This winter has been an ongoing battle against under-house moisture and in-house mildew, in part due to the previous owner allowing gutters at a corner of the house to spill their load next to the foundation for years. We’ve been jamming on the beast, installing vapor barriers under the house, caulking baseboards and floor cracks, repainting closets with mildew-resistant paint, ripping out the strange 1940s built-in shoe racks that had warped and were letting in-wall air into the house… a brutal seek and destroy mission.
Fixed the corner gutter a long time ago, but gutters in general are slip-shod — four mismatched systems assembled over the years, held together with bailing wire and chewing gum. Finally decided it was time for new ones.
Gutter Dude claimed that his gutters were “seamless.” I wondered, since one length of the house is almost 60 ft., could they have a truck long enough to bring in seamless gutters? “We make them on the spot,” he claimed, “With your choice of paint already baked in.” Huh? Today it all made sense — they arrive with a trailer rig bearing a big roll of colored aluminum ribbon, and press it through a creasing machine to exact lengths. Simple and brilliant.

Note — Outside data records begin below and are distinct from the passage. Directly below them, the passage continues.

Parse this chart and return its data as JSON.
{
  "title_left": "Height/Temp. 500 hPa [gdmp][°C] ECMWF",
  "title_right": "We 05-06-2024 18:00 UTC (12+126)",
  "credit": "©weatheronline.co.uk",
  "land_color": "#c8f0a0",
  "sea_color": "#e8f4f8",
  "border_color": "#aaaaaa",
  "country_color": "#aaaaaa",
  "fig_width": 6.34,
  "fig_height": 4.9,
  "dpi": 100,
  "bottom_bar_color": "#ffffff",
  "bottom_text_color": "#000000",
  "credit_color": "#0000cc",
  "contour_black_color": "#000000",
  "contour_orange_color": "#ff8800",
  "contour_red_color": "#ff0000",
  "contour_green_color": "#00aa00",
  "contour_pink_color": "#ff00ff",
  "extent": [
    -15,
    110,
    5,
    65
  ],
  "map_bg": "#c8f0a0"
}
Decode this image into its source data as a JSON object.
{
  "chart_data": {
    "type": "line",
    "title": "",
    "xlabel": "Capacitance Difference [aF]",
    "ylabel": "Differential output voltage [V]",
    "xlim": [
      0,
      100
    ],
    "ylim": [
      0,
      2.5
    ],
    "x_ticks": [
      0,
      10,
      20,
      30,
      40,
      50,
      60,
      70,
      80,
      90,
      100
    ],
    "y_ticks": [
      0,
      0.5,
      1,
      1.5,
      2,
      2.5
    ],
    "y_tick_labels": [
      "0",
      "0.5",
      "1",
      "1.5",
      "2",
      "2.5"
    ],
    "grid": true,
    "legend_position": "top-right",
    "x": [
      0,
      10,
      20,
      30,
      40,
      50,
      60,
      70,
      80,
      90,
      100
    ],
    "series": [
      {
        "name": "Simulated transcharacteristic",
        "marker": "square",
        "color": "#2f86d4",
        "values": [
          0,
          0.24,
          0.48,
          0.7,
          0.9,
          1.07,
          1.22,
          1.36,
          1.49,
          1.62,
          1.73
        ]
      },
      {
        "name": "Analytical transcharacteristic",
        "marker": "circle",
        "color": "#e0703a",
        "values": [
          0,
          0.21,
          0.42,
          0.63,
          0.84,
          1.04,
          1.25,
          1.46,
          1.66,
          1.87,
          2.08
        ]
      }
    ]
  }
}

Not to pry too deeply but what did that run you per foot?
(Answered this off-line)
ditto what Les says: What did it cost per foot?
Marlin, it’s been a long time now and I don’t remember exactly, but it came to $3k for the entire house and garage. The house is about 70’x40′ and the garage about 20’x20′.
Most companies tout their “seamless gutters,” but basically all reputable gutter installers provide seamless gutters. It’s just marketing terminology really, because in most cases, non-seamless gutters don’t hold water the same way!